The ending of wage subsides in New Zealand was predicated on concerns that such schemes force workers to stay at firms that aren’t great for them - to be tied to a sinking ship. With the nature of jobs and work changing after COVID, individuals needed to be able to change employer. In New Zealand the view was that the benefits of moblity would exceed any costs associated with a loss in the special value of a specific job match.
Australia decided to keep this wage subsidy going through for another nine months until March 2021 - creating a strong financial incentive for workers and firms to remain together even if better options were available.
Can you prove a link to productivity?!
No. The evidence provided in our note is descriptive - we simply asked about the indicators that certain job matches were very valuable. Here we focused on whether they were jobs people had spent time building a relationship in (high tenure), whether people stayed in the jobs because they were good matches (higher job retention), and whether there appeared to be a premium for individuals in protected jobs (higher income growth).
As nothing showed up, except for weak wage outcomes for those on the “long” version of the JobKeeper system, the match value argument itself appeared overplayed. Similar to the results found for the shorter wage subsidy in New Zealand (Hyslop, Mare, Minehan (2023)).
Andrews, Bahar, and Hambur (2023) provides a bit more detail here - showing that, in the later phased of JobKeeper, the policy appeared to undermine creative destruction (individuals moving to productive firms, unproductive firms dying).
So by preventing productive job movements this may have had a negative effect on job matching in the economy.
However, it is also easy to overstate this as the driver of productivity right now.
As we’ve shown, a sizable chunk of the matches maintained due to JobKeeper did end in relatively short order after the end of the policy. These individuals will have moved to different employers, or to different opportunities in their life.
And this type of mobility is a good thing for the person, and generally a good thing for measures such as productivity.
Hence if it was solely about JobKeeper we would have expected an initial drop in productivity, followed by a rebound after these workers were unleashed - the policy may hold down the level of productivity somewhat (i.e. by delaying when individuals can invest in new skills in a better job), but it would be rising now not falling.
In this way it isn’t the length of JobKeeper that would explain declining productivity now in isolation - we would need other barriers to job mobility which hold individuals back from finding good job matches.
Here the concern is more likely to be around:
Monopolistic labour markets,
Occupational licencing regulation,
Dismissal regulations and the nature of contracts (i.e. non-competes),
Other policies that can restrict household mobility - hello housing.
And outside of these causes it may be a general technological/global trend - as similar trends have been seen in similar countries.
The OECD graph above indicates that, although Australian outcomes have been a bit worse - there is something happening globally that is leading to weakening labour productivity. Even the start performer, the US, has had only 7% growth in the US in seven years.

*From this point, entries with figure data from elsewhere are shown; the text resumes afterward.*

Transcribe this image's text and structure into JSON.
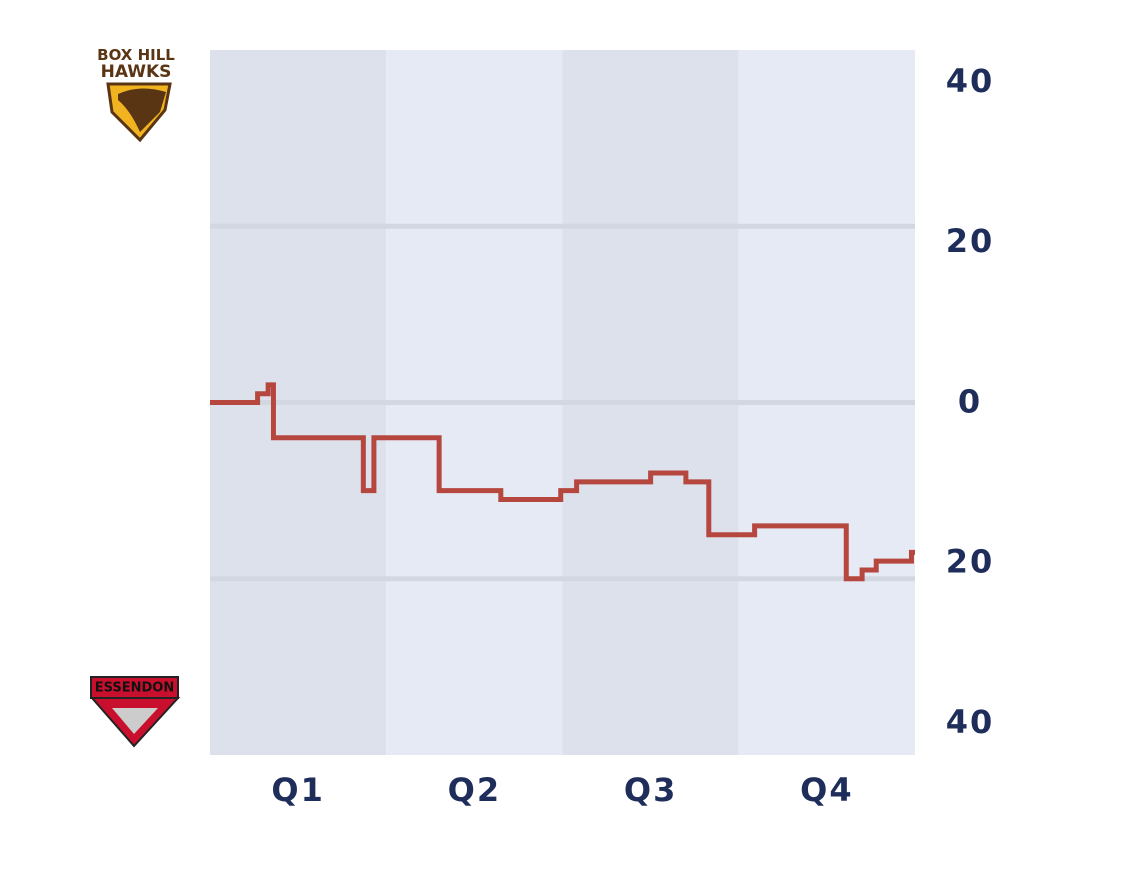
{
  "chart_data": {
    "type": "step",
    "logos": [
      {
        "lines": [
          "BOX HILL",
          "HAWKS"
        ]
      },
      {
        "lines": [
          "ESSENDON"
        ]
      }
    ],
    "xlim": [
      0,
      4
    ],
    "xticks": [
      {
        "value": 0.5,
        "label": "Q1"
      },
      {
        "value": 1.5,
        "label": "Q2"
      },
      {
        "value": 2.5,
        "label": "Q3"
      },
      {
        "value": 3.5,
        "label": "Q4"
      }
    ],
    "ylim": [
      -40,
      40
    ],
    "yticks": [
      40,
      20,
      0,
      {
        "value": -20,
        "label": "20"
      },
      {
        "value": -40,
        "label": "40"
      }
    ],
    "grid": true,
    "series": [
      {
        "color": "#b5473f",
        "x": [
          0,
          0.27,
          0.33,
          0.36,
          0.87,
          0.93,
          1.3,
          1.65,
          1.99,
          2.08,
          2.5,
          2.7,
          2.83,
          3.09,
          3.61,
          3.7,
          3.78,
          3.98,
          4
        ],
        "values": [
          0,
          1,
          2,
          -4,
          -10,
          -4,
          -10,
          -11,
          -10,
          -9,
          -8,
          -9,
          -15,
          -14,
          -20,
          -19,
          -18,
          -17,
          -17
        ]
      }
    ]
  }
}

Coming back to labour market flows - the rebound in mobility observed post-COVID (Black and Chow (2022)) has still led to job-to-job transition rates that are well below those observed 30-40 years ago in Australia. In this way, the “wage earners welfare state” that underlies Australian policy settings has continued to become less dynamic - and understanding why this is the case is essential to ensure that Australian’s have the opportunities and labour market outcomes that they deserve.
Is this due to the changing nature of work, is it due to policy settings that have become constrictive, is it due to the unusual design of our work/income safety net, is it due to growing labour market power by firms? Each of these would suggest a different policy response - so teasing out the why is going to be pretty important!
My favourite post. Do you have an idea how we can actually measure the value of a match?